Because the wisdom of the crowd is far better than the last resort – calling tech support. First you've actually got to get your call answered. Is it just us or do tech support services only seem to be available between 2pm and 3pm, on the third Thursday in every month, and via a premium rate phone line that costs you £1 per minute?
And when (or indeed if) you get through, past the patronising recorded loop of "I'm sorry, all of our lines are busy... your call is important to us...", you're treated like a prize idiot by a call centre-jockey reading from a script. You can sense the ire-sparking opening gambit coming – "have you tried turning it off and on again, sir?" Grr.
7. Speed cameras
British drivers should rejoice at the news that Swindon Borough Council plans to scrap its speed cameras and spend the £400,000 it saves on other safety measures. The cameras are a "blatant tax on motorists" say the Council, which doesn't get any of the revenues earned by fining speeding drivers. Britain is, however, still the most monitored country in the world.
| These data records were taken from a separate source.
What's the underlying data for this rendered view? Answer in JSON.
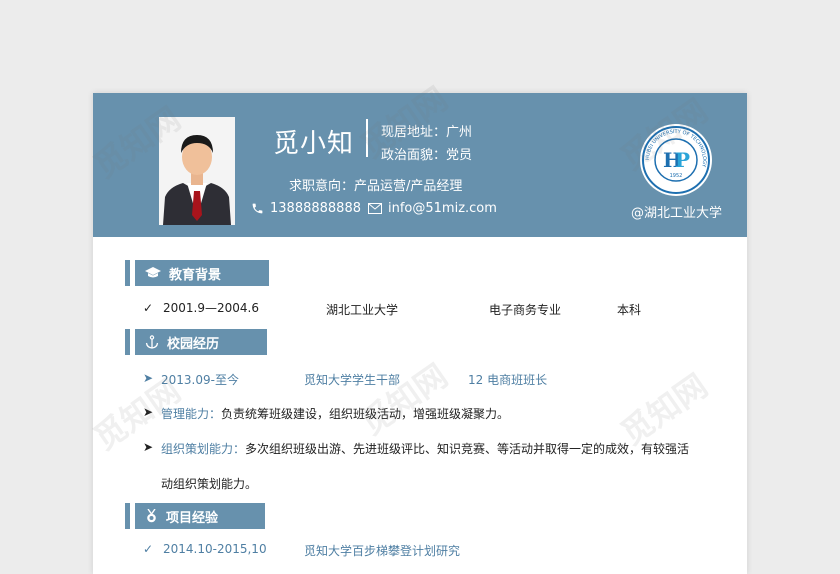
{
  "header": {
    "name": "觅小知",
    "address": "现居地址：广州",
    "political": "政治面貌：党员",
    "intent": "求职意向：产品运营/产品经理",
    "phone": "13888888888",
    "email": "info@51miz.com",
    "school": "@湖北工业大学",
    "logo_arc_text": "湖北工业大学",
    "logo_ring_text": "HUBEI UNIVERSITY OF TECHNOLOGY",
    "logo_year": "1952"
  },
  "education": {
    "title": "教育背景",
    "period": "2001.9—2004.6",
    "school": "湖北工业大学",
    "major": "电子商务专业",
    "degree": "本科"
  },
  "campus": {
    "title": "校园经历",
    "period": "2013.09-至今",
    "org": "觅知大学学生干部",
    "role": "12 电商班班长",
    "item1_label": "管理能力：",
    "item1_text": "负责统筹班级建设，组织班级活动，增强班级凝聚力。",
    "item2_label": "组织策划能力：",
    "item2_text": "多次组织班级出游、先进班级评比、知识竞赛、等活动并取得一定的成效，有较强活",
    "item2_cont": "动组织策划能力。"
  },
  "project": {
    "title": "项目经验",
    "period": "2014.10-2015,10",
    "name": "觅知大学百步梯攀登计划研究"
  },
  "watermark": "觅知网",
  "colors": {
    "accent": "#6791ad",
    "link": "#4f7fa3"
  }
}
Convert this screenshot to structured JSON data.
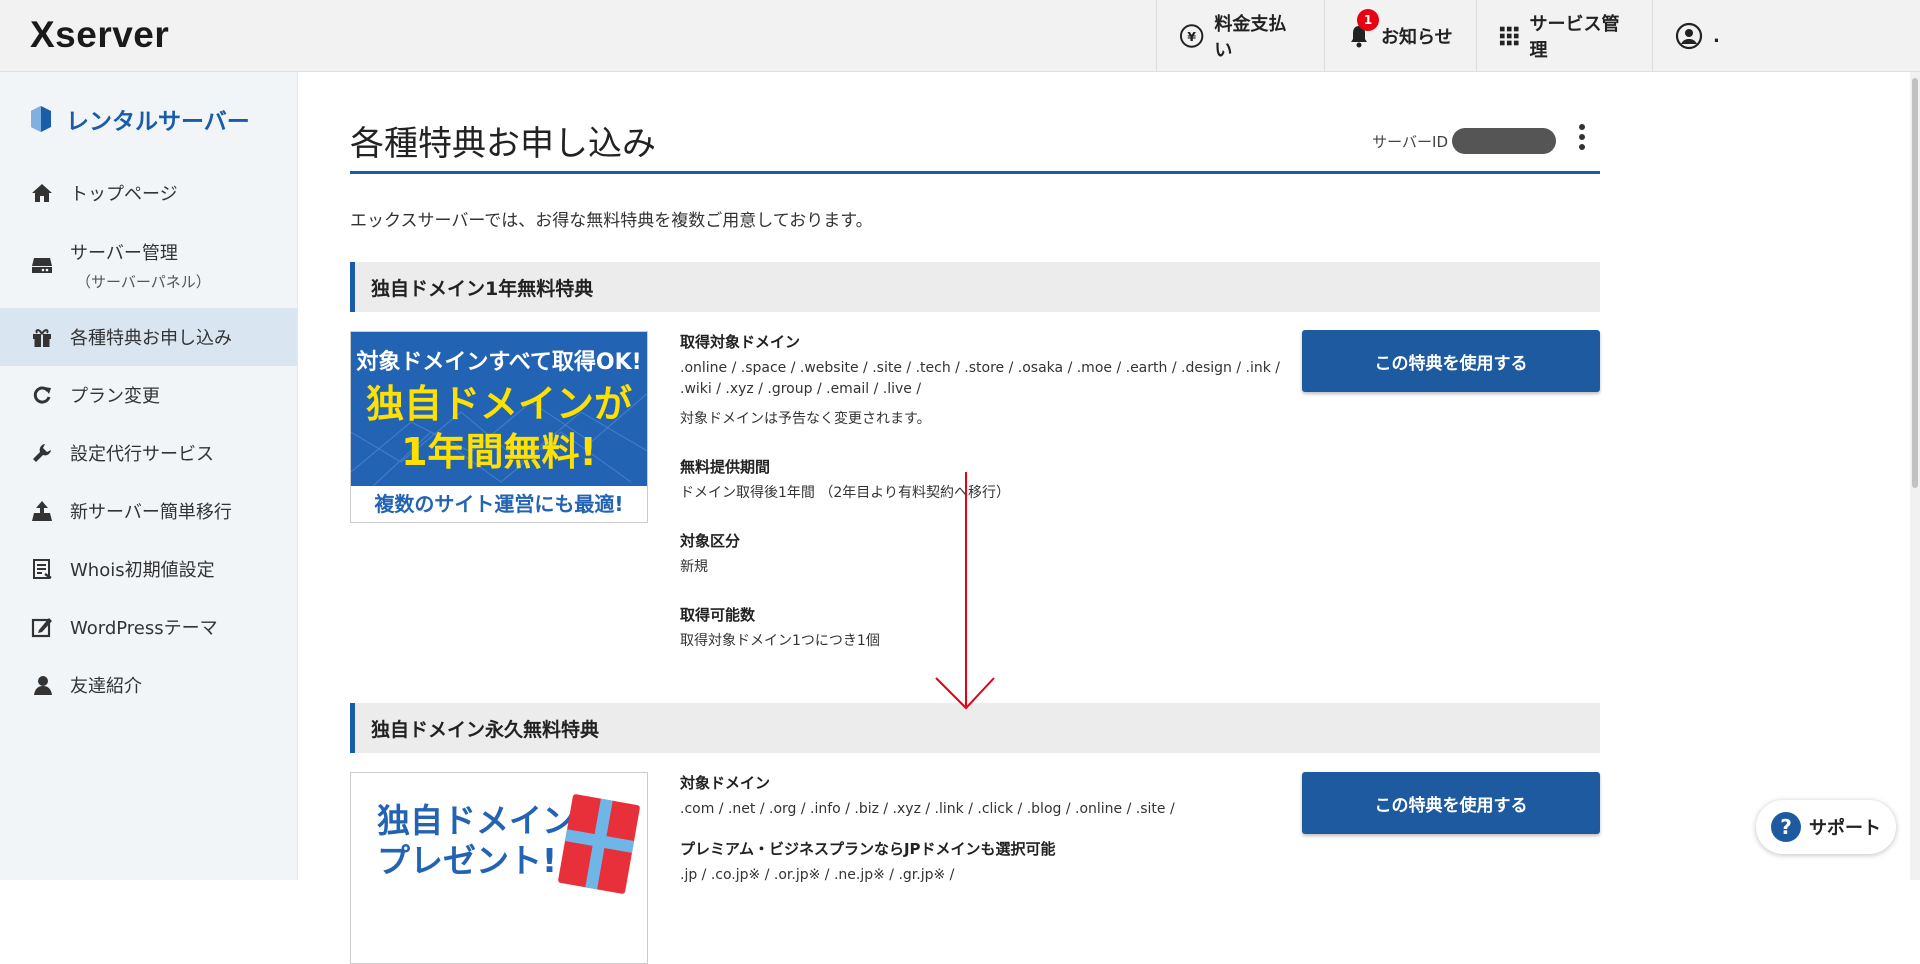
{
  "header": {
    "logo": "Xserver",
    "nav": [
      {
        "label": "料金支払い"
      },
      {
        "label": "お知らせ",
        "badge": "1"
      },
      {
        "label": "サービス管理"
      },
      {
        "label": "."
      }
    ]
  },
  "sidebar": {
    "title": "レンタルサーバー",
    "items": [
      {
        "label": "トップページ",
        "icon": "home-icon"
      },
      {
        "label": "サーバー管理",
        "sub": "（サーバーパネル）",
        "icon": "server-icon"
      },
      {
        "label": "各種特典お申し込み",
        "icon": "gift-icon",
        "active": true
      },
      {
        "label": "プラン変更",
        "icon": "refresh-icon"
      },
      {
        "label": "設定代行サービス",
        "icon": "wrench-icon"
      },
      {
        "label": "新サーバー簡単移行",
        "icon": "upload-icon"
      },
      {
        "label": "Whois初期値設定",
        "icon": "document-icon"
      },
      {
        "label": "WordPressテーマ",
        "icon": "edit-icon"
      },
      {
        "label": "友達紹介",
        "icon": "person-icon"
      }
    ]
  },
  "main": {
    "title": "各種特典お申し込み",
    "server_id_label": "サーバーID",
    "intro": "エックスサーバーでは、お得な無料特典を複数ご用意しております。",
    "sections": [
      {
        "heading": "独自ドメイン1年無料特典",
        "banner": {
          "top": "対象ドメインすべて取得OK!",
          "main1": "独自ドメインが",
          "main2": "1年間無料!",
          "bottom": "複数のサイト運営にも最適!"
        },
        "fields": [
          {
            "label": "取得対象ドメイン",
            "value": ".online / .space / .website / .site / .tech / .store / .osaka / .moe / .earth / .design / .ink / .wiki / .xyz / .group / .email / .live /",
            "note": "対象ドメインは予告なく変更されます。"
          },
          {
            "label": "無料提供期間",
            "value": "ドメイン取得後1年間 （2年目より有料契約へ移行）"
          },
          {
            "label": "対象区分",
            "value": "新規"
          },
          {
            "label": "取得可能数",
            "value": "取得対象ドメイン1つにつき1個"
          }
        ],
        "button": "この特典を使用する"
      },
      {
        "heading": "独自ドメイン永久無料特典",
        "banner": {
          "line1": "独自ドメイン",
          "line2": "プレゼント!"
        },
        "fields": [
          {
            "label": "対象ドメイン",
            "value": ".com / .net / .org / .info / .biz / .xyz / .link / .click / .blog / .online / .site /"
          },
          {
            "label": "プレミアム・ビジネスプランならJPドメインも選択可能",
            "value": ".jp / .co.jp※ / .or.jp※ / .ne.jp※ / .gr.jp※ /"
          }
        ],
        "button": "この特典を使用する"
      }
    ]
  },
  "support": {
    "label": "サポート",
    "icon_glyph": "?"
  },
  "colors": {
    "brand_blue": "#1e5aa0",
    "badge_red": "#e60012",
    "annotation_red": "#e60012"
  }
}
There are over four million cameras watching our every move...
8. Ringtones
We're all for personalising mobile phones, but for God's sake do it quietly. Chirpy polyphonic ringtones and song samples have become a national disease. People who buy ringtones seem to split into two types. There are those people who are so embarrassed when their phone starts playing Dizzee Rascal's "Dance wiv me" that they can't answer the call fast enough.
And then there are those who do the opposite – listen to the ringtone play in its entirety, often missing the phone call.